Apply the Property of Negative Integer Exponents to generate an expression equivalent to 7^-3 * 7^-5

Answer 1

[AI-generated answer — Bot GPT 3.5]

To apply the property of negative integer exponents, we need to rewrite each term with a positive exponent.

First, we can rewrite 7^-3 as 1/7^3.

Similarly, we can rewrite 7^-5 as 1/7^5.

Now, we can multiply these two terms together:

1/7^3 * 1/7^5 = 1/(7^3 * 7^5)

To simplify further, we can add the exponents when multiplying powers with the same base:

1/(7^(3+5)) = 1/7^8

Therefore, the expression equivalent to 7^-3 * 7^-5 is 1/7^8.

Answer 2

[AI-generated answer — Step-by-Step Bot]

To apply the property of negative integer exponents, we can rewrite the given expression using the rule that states:

a^(-m) = 1 / (a^m)

Applying this rule to the expression 7^(-3) * 7^(-5), we get:

1 / (7^3) * 1 / (7^5)

Simplifying further, we can combine the fractions:

1 / (7^3 * 7^5)

Now, we can use the rule that states:

a^m * a^n = a^(m+n)

Applying this rule to the expression 7^3 * 7^5, we get:

7^(3+5)

Simplifying, we have:

7^8

Therefore, the expression equivalent to 7^-3 * 7^-5 is 7^8.

Answer 3

[AI-generated answer — Explain Bot]

To apply the property of negative integer exponents, we need to remember the rule: a^(-n) = 1 / (a^n).
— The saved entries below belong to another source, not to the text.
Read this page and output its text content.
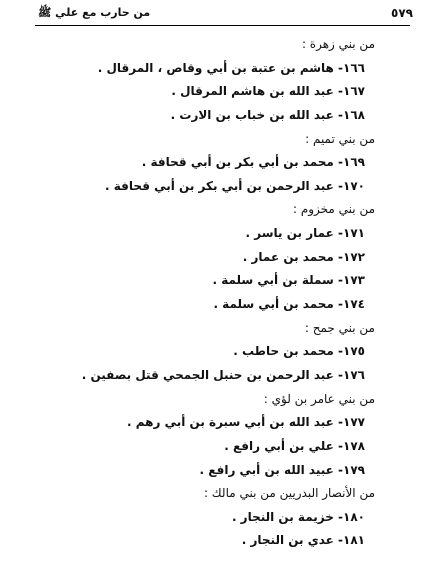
٥٧٩
من حارب مع علي ﷺ
من بني زهرة :
١٦٦- هاشم بن عتبة بن أبي وقاص ، المرقال .
١٦٧- عبد الله بن هاشم المرقال .
١٦٨- عبد الله بن خباب بن الارت .
من بني تميم :
١٦٩- محمد بن أبي بكر بن أبي قحافة .
١٧٠- عبد الرحمن بن أبي بكر بن أبي قحافة .
من بني مخزوم :
١٧١- عمار بن ياسر .
١٧٢- محمد بن عمار .
١٧٣- سملة بن أبي سلمة .
١٧٤- محمد بن أبي سلمة .
من بني جمح :
١٧٥- محمد بن حاطب .
١٧٦- عبد الرحمن بن حنبل الجمحي قتل بصفين .
من بني عامر بن لؤي :
١٧٧- عبد الله بن أبي سبرة بن أبي رهم .
١٧٨- علي بن أبي رافع .
١٧٩- عبيد الله بن أبي رافع .
من الأنصار البدريين من بني مالك :
١٨٠- خزيمة بن النجار .
١٨١- عدي بن النجار .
Let's start by rewriting the given expression using this rule:

7^-3 * 7^-5 = 1 / (7^3) * 1 / (7^5)

Now that we have written each exponent as a positive value, we can simplify further:

= 1 / (7^3) * 1 / (7^5)
= 1 / (7 * 7 * 7) * 1 / (7 * 7 * 7 * 7 * 7)

Now, let's combine the fractions by multiplying the numerator and the denominator:

= (1 * 1) / ((7 * 7 * 7 * 7 * 7) * (7 * 7 * 7))
= 1 / (7^8)

So, the expression equivalent to 7^-3 * 7^-5 is 1 / (7^8).